Após a realização da análise dos resultados dos materiais coletados nos dias 13 e 14 de agosto, a Secretaria Estadual de Agricultura e Abastecimento (SAA) de São Paulo, por meio da Coordenadoria de Defesa Agropecuária (CDA), decidiu suspender a suspensão do consumo e comércio de moluscos bivalves, como mariscos, ostras e mexilhões, provenientes de fazendas marinhas das áreas monitoradas em São Sebastião, Ilhabela e Cananéia.

No entanto, a retirada dos moluscos permanece suspensa em outras regiões, como Toque Toque em São Sebastião, áreas de Ubatuba, Cocanha em Caraguatatuba e Mandira em Cananéia, onde não foram coletados materiais para análise.

A proibição do consumo e venda desses moluscos em São Paulo foi uma medida adotada após relatórios de ensaios de amostras de água coletadas pela Companhia Ambiental do Estado de São Paulo (Cetesb) e pela CDA detectarem a presença de biotoxinas produzidas por microalgas marinhas em níveis acima do permitido.
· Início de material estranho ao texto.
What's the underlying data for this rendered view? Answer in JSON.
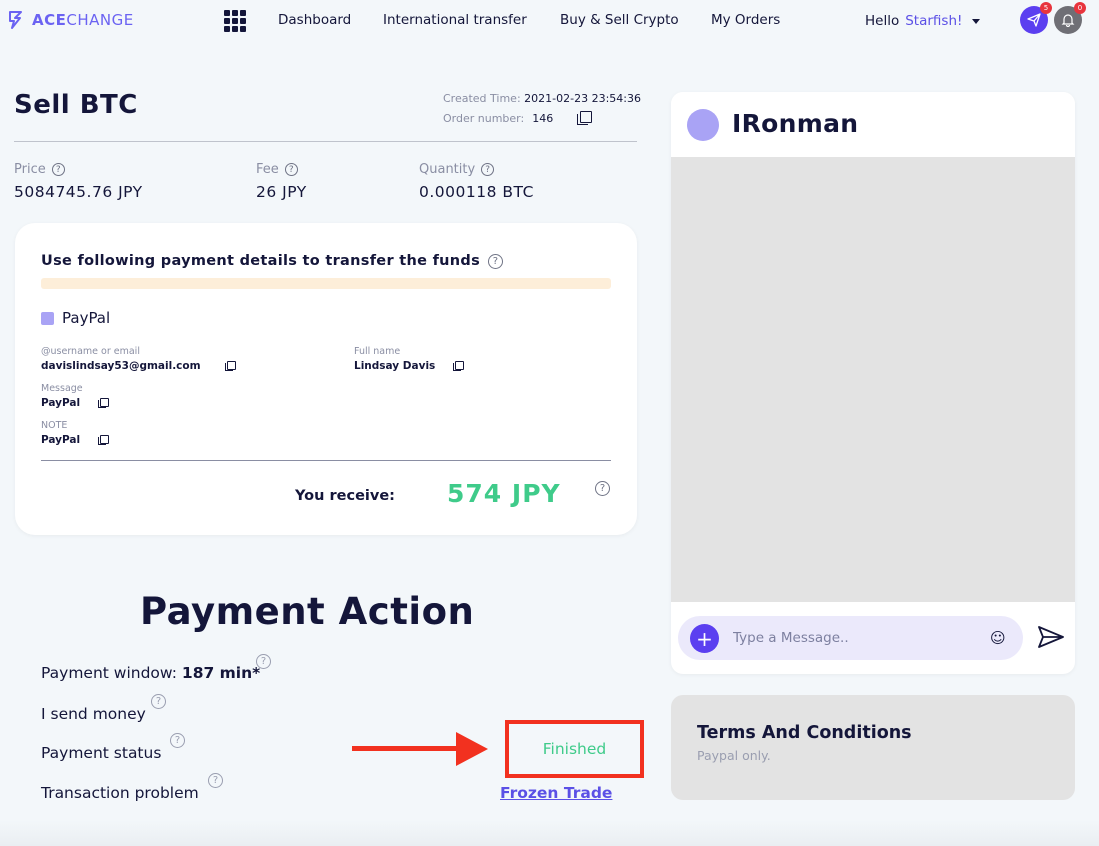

Em resposta a essa situação, o governo estadual implementou um Plano de Contingência para a Gestão Integrada de Riscos Associados a Florações de Microalgas Tóxicas em Águas do Litoral Paulista em 2021. Esta medida resultou na proibição do comércio de estoques de moluscos bivalves em estabelecimentos comerciais em todo o estado de São Paulo, após a descoberta de microalgas tóxicas.

A médica-veterinária e gerente do Plano Estadual de Monitoramento dos Moluscos Bivalves (PEMMOBI), Ieda Blanco, solicita a colaboração dos produtores para assegurar que apenas moluscos não contaminados cheguem ao consumidor. As coletas para monitoramento em todas as áreas de cultivo do litoral paulista continuarão a ser realizadas, ainda que algumas áreas não tenham sido acessadas devido a condições climáticas desfavoráveis e dificuldades de acesso.